Hedgeye Retail’s Take:  Good news for the issuers and retailers as technology advancements are the likely driver of reductions in fraud. 

 

Mobile Marketing is on The Rise - Marketers are increasingly eager to reach consumers via their mobile devices, a new report from consultancy Forrester Research Inc. finds. More than 40% of 252 U.S. interactive marketing professionals in a recent poll by Forrester report using some form of mobile marketing. And an additional 35% plan to incorporate mobile into their marketing plans over the next year. Mobile marketing budgets, the research finds, also will climb, although mobile will still account for a small portion of total marketing spend. Forrester estimates that nearly 40% of active mobile marketers are still allocating only test budgets for mobile.
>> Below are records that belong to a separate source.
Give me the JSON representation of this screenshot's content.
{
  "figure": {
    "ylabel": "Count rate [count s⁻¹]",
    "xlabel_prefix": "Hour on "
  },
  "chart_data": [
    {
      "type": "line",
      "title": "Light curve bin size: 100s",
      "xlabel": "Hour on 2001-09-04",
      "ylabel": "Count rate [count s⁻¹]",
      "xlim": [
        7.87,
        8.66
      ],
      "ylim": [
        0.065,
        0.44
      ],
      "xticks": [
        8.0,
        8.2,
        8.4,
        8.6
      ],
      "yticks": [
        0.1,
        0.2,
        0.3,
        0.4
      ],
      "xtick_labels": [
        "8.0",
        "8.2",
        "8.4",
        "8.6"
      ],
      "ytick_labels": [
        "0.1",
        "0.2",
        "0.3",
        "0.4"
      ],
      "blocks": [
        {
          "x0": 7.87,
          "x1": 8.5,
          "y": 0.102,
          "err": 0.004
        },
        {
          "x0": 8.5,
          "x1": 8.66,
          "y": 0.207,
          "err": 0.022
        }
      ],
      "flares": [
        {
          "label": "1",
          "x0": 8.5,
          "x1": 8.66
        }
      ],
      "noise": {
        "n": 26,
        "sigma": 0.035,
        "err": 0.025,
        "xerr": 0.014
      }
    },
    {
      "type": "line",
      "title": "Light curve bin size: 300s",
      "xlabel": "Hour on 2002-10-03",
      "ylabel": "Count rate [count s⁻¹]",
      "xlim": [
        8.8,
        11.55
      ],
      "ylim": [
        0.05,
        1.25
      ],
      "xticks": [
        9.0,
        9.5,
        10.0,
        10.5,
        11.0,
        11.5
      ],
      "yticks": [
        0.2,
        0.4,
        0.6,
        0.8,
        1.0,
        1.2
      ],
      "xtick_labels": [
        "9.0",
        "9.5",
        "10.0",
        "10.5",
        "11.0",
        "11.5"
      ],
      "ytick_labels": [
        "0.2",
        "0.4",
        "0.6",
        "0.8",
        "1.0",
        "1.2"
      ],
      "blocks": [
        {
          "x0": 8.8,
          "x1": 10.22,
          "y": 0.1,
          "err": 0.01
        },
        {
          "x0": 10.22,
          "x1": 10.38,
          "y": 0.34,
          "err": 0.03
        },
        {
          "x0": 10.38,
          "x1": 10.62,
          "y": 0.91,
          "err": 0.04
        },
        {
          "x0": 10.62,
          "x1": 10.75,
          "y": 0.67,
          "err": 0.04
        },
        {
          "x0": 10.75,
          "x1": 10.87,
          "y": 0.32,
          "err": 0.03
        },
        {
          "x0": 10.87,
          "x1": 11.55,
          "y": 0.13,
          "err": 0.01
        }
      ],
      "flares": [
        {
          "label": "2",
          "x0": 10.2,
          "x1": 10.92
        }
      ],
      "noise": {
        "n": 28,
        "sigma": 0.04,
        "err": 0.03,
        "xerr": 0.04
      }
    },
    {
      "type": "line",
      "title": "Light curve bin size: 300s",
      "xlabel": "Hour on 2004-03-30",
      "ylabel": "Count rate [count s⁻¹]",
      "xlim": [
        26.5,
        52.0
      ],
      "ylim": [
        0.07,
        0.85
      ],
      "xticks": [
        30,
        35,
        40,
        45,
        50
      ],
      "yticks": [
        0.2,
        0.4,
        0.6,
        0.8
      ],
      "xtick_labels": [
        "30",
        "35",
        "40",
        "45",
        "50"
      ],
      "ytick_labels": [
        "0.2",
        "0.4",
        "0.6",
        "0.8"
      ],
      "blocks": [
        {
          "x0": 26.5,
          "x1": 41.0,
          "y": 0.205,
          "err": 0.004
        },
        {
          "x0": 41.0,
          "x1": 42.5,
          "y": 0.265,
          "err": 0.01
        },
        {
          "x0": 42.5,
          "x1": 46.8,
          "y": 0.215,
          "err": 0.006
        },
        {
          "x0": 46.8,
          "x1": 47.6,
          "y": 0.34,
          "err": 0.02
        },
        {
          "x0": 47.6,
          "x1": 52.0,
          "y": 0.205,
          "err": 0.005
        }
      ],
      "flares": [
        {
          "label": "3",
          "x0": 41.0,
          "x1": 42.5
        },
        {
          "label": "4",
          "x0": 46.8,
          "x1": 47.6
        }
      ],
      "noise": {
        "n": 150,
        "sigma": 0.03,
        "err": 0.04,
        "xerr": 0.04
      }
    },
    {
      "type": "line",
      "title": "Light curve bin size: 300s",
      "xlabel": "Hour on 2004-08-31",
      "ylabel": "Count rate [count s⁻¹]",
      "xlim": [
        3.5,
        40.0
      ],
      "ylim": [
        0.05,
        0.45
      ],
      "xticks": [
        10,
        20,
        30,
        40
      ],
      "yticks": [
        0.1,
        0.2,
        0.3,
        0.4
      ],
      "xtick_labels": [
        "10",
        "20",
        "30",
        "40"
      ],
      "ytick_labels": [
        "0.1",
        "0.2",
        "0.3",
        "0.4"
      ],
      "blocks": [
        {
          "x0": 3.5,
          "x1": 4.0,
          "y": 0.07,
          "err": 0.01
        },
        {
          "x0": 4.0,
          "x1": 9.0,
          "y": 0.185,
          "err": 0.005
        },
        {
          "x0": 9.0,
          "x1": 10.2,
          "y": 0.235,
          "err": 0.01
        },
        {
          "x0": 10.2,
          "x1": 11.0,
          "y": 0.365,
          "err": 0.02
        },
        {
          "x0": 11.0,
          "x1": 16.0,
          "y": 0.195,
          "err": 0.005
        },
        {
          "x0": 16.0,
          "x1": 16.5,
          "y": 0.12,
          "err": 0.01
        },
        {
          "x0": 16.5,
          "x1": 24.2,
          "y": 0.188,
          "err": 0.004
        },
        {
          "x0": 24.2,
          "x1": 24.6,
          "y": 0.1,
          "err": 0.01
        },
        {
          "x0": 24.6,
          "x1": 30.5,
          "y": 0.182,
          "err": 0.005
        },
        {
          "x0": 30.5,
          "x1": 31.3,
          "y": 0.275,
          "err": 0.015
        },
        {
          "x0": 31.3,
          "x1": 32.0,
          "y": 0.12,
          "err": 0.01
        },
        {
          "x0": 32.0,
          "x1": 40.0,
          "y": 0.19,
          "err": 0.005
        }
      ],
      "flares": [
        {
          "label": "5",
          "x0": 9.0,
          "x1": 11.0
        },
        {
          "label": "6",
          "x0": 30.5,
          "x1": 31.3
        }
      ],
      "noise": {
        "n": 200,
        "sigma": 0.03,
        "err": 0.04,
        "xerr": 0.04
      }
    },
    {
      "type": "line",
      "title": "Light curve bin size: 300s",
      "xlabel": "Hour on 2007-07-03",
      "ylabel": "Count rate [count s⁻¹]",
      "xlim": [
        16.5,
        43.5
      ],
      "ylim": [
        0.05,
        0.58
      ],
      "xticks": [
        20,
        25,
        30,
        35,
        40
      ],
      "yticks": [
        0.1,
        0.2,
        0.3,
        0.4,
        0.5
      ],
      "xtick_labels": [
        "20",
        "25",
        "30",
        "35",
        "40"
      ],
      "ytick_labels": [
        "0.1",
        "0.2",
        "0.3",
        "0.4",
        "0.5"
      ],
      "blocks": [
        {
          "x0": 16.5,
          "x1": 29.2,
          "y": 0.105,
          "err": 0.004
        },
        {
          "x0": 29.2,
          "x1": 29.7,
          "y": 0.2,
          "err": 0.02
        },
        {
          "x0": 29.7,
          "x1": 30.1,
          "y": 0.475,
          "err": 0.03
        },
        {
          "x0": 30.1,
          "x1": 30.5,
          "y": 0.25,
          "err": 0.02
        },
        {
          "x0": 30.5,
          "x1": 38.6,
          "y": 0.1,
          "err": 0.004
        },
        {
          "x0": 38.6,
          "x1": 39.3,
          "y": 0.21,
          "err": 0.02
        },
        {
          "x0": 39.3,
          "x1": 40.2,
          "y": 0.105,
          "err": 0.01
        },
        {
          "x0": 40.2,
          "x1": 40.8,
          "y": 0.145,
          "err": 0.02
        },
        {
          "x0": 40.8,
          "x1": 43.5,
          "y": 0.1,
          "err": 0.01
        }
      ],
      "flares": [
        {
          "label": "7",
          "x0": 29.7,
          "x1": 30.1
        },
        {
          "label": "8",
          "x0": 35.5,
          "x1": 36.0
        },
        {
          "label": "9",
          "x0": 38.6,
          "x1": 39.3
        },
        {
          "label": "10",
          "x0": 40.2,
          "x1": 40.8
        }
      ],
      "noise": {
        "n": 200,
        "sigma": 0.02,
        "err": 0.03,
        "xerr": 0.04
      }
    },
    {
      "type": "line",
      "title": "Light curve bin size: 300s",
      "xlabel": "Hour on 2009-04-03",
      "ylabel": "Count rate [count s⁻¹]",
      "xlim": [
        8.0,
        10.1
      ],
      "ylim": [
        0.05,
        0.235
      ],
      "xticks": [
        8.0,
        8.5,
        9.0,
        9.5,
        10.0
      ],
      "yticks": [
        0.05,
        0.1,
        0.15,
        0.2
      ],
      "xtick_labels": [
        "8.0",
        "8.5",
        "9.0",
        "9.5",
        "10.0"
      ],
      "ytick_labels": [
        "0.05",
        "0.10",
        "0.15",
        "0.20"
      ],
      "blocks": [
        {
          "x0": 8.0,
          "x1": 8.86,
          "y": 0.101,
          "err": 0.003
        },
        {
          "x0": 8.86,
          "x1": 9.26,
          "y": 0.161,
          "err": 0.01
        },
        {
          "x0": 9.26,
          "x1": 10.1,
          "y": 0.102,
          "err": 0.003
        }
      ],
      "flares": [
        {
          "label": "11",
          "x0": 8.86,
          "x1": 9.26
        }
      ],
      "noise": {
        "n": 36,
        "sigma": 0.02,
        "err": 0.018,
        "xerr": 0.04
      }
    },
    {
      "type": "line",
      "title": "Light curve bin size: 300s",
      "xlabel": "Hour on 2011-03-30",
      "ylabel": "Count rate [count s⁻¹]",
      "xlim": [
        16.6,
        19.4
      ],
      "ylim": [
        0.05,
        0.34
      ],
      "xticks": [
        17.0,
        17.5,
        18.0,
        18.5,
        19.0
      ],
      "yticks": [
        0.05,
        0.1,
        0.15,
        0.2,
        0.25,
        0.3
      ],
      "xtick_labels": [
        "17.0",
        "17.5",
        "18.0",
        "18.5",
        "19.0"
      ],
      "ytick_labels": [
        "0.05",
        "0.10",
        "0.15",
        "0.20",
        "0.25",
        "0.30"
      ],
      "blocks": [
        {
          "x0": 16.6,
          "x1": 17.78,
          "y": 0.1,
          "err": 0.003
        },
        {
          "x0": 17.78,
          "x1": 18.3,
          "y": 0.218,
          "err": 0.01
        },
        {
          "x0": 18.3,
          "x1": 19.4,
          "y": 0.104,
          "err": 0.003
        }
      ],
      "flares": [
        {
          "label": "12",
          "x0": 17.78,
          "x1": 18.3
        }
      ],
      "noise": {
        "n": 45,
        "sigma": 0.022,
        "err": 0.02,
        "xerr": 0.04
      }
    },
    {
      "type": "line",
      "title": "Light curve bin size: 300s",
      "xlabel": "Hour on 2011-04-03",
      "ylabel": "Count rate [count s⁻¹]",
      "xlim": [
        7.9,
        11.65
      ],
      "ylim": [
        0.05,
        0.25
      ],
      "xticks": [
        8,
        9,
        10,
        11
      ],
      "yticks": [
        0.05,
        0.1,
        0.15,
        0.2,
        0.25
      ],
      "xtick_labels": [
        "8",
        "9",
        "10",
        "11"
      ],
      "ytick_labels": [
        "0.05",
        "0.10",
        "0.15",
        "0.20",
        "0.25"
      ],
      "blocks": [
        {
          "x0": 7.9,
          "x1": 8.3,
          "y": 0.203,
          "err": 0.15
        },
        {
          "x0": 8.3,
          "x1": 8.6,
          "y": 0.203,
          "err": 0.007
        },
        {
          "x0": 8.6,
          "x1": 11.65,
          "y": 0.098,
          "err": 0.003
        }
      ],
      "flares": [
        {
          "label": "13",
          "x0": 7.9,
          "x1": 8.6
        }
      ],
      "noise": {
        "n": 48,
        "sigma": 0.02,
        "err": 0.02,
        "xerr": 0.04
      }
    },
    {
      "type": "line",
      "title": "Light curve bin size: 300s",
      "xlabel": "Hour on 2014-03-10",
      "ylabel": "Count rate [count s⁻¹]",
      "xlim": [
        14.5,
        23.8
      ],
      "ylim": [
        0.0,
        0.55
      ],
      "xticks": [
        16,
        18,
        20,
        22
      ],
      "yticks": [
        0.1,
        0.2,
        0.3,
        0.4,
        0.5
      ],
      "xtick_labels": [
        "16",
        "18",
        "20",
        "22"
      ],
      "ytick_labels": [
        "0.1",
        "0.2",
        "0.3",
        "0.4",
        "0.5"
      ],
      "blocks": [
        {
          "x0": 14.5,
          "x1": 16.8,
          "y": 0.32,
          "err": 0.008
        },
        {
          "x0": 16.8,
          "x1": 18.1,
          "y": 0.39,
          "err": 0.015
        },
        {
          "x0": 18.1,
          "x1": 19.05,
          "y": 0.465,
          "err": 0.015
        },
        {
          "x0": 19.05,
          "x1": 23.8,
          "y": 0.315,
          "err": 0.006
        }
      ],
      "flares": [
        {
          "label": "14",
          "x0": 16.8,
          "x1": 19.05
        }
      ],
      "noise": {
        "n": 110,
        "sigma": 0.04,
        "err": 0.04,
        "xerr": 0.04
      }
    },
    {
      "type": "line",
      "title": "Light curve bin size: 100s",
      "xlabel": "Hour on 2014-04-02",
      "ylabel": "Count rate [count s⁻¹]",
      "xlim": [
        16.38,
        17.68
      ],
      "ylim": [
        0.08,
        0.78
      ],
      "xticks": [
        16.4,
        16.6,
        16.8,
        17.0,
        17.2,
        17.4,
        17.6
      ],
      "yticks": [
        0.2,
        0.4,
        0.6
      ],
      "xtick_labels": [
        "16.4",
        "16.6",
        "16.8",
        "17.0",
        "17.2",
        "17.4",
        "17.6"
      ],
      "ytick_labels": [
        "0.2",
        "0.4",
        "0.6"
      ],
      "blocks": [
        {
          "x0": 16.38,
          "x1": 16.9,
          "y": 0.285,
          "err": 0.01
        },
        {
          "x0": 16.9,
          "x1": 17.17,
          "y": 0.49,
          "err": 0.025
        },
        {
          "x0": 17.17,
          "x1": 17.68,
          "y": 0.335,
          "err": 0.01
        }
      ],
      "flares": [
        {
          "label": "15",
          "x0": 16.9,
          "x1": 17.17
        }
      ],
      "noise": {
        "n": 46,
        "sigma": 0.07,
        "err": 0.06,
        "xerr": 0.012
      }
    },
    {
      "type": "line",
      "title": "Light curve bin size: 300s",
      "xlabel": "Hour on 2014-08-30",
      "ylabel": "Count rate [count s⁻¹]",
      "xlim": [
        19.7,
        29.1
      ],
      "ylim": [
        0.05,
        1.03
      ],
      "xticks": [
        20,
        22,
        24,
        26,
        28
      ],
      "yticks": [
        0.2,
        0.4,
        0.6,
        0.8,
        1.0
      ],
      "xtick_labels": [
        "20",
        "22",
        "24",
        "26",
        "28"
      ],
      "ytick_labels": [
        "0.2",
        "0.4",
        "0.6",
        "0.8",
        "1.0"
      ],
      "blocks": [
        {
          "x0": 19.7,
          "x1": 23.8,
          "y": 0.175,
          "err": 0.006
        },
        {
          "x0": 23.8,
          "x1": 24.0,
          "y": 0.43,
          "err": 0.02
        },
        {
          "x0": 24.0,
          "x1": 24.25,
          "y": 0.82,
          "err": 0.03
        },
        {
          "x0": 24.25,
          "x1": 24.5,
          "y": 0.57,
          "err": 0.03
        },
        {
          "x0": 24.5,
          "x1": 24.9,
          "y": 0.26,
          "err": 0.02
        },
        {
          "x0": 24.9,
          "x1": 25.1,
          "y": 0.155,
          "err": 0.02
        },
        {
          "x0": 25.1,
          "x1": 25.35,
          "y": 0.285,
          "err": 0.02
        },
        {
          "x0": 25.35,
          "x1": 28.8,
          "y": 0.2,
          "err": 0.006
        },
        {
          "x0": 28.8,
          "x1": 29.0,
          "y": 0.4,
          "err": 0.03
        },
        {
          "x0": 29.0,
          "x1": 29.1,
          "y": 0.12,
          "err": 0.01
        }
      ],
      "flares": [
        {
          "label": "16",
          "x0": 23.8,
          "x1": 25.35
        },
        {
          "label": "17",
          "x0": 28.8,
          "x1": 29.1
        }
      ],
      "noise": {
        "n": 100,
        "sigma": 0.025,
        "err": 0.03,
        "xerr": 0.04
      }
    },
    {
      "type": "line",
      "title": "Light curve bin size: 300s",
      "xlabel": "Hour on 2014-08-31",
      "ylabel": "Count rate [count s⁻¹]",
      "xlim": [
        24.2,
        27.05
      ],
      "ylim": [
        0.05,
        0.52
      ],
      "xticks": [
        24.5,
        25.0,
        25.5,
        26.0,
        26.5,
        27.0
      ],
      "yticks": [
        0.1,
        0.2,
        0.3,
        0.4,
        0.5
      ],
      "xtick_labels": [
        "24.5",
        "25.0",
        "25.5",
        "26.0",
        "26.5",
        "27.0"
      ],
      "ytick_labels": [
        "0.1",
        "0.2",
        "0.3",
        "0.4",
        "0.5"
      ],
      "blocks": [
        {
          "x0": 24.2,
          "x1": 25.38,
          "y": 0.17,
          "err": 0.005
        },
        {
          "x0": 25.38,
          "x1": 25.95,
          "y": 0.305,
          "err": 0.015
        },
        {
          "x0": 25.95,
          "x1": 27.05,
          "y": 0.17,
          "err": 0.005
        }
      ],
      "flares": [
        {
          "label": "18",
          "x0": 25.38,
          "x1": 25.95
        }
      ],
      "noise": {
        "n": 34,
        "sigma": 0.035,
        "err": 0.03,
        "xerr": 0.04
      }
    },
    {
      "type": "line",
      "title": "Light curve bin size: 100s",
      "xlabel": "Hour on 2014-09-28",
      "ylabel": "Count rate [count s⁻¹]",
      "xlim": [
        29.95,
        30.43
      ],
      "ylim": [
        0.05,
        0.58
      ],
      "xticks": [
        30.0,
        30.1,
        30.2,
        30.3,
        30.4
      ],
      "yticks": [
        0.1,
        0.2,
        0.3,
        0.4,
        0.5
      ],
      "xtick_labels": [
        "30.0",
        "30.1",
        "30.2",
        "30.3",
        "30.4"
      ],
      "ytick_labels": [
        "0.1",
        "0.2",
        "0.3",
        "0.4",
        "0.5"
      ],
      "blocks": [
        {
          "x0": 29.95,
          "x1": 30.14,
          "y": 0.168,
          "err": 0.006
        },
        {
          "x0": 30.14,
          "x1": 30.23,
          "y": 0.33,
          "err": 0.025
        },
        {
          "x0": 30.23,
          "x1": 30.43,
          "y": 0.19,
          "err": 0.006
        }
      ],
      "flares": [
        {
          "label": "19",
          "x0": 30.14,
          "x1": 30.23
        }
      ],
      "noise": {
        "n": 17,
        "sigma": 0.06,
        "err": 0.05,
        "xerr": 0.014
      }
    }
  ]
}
Nearly 53% of marketers say they will increase their mobile budgets in 2011, and only 4% are planning on decreasing them.  However, nearly 59% of marketers say they will spend less than $1 million on mobile this year. 23% plan to spend more than $1 million and the rest don’t know what they will spend, Forrester finds. <InternetRetailer>

Hedgeye Retail’s Take: The most significant callout from the study suggests that nearly 40% of active mobile marketers are still testing the medium. This provides a significant share that may indeed ramp spend in the coming years. It can also result in a transitory base as increased use could vary initial results.